Конь остановился на опушке знакомой полянки, где в корнях старого, почти погибшего дерева виднелся припорошенное кострище. Огня тут не разводили очень давно.
Тайтингиль соскочил, придерживая кошку в крае плаща.
– Если бы шли дверги, то есть гномы, – проворчал он, – тут были бы следы привала… да кто бы ни шел. Путь один, и мест для стоянок немного. Но ты же не можешь быть орочьей кошкой?
Эльф отстегнул плащ, и тот тяжелой бархатной волной повалился на землю. Кошку витязь бережно пристроил в складках плаща… и отпустил.
– Я мог бы тебя запереть в шлеме. Закрыть забрало. Но ты сама сообразишь, что уйти отсюда, от меня – для тебя гибель.
Кошка, растопырившись и напружинив спинку, смотрела на витязя. По позе ее было понятно, что она готова бежать… она спустила лапку, тронула сухую землю, присыпанную хрусткими прошлогодними листьями, и быстро забилась обратно, в складки плаща, решив, видно, ни за что не наступать на эту невозможную гадость.

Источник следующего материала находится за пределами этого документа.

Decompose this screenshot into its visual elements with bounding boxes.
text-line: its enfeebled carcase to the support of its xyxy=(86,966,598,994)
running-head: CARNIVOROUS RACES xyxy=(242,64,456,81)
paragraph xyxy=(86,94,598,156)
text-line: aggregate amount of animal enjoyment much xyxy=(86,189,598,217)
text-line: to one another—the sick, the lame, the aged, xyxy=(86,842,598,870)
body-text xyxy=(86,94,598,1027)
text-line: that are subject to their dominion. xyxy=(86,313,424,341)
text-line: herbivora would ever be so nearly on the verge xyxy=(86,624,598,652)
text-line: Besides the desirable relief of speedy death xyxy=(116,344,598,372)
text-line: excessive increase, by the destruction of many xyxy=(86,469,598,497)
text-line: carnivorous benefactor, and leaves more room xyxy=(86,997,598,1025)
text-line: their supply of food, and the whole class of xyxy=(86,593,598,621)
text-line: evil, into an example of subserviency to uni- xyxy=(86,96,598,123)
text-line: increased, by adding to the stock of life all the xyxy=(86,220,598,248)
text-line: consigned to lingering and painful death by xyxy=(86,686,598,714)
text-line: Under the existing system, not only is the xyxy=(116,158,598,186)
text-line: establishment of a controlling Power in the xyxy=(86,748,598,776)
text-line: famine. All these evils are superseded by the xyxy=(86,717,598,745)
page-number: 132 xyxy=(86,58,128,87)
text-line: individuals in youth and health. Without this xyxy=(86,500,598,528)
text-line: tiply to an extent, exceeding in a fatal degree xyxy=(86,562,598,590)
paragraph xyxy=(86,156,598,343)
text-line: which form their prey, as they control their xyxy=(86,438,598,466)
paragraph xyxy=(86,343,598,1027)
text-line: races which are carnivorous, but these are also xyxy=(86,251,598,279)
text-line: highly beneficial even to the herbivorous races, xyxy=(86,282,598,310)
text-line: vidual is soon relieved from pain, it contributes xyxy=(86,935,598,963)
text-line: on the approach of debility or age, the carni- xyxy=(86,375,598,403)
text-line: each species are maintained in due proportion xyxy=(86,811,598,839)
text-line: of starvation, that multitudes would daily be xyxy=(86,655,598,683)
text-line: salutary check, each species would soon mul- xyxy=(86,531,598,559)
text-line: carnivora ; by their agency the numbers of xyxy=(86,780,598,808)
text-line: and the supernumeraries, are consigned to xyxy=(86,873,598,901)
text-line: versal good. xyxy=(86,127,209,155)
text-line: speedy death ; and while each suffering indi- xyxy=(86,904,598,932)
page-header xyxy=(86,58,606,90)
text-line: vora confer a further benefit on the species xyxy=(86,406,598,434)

Витязь споро собрал костер, повесил котелок, в который кинул пучок найденных тут же благоуханных травок. У него был лишь эльфийский хлеб и немного молока во фляге, так как пить вино мудрец Мрир ему воспретил на целый год, после крайне неумеренного возлияния в день рождения принцессы Йуллийель.
Тайтингиль и вытащил эту флягу, подсел к кошке и плеснул молока в углубление на латной перчатке. Кошка недоверчиво понюхала.
Эльф вздохнул и налил молока в ладонь.
Шершавый язычок коснулся кожи. Понемногу, по чуть-чуть кошка вылакала все угощение.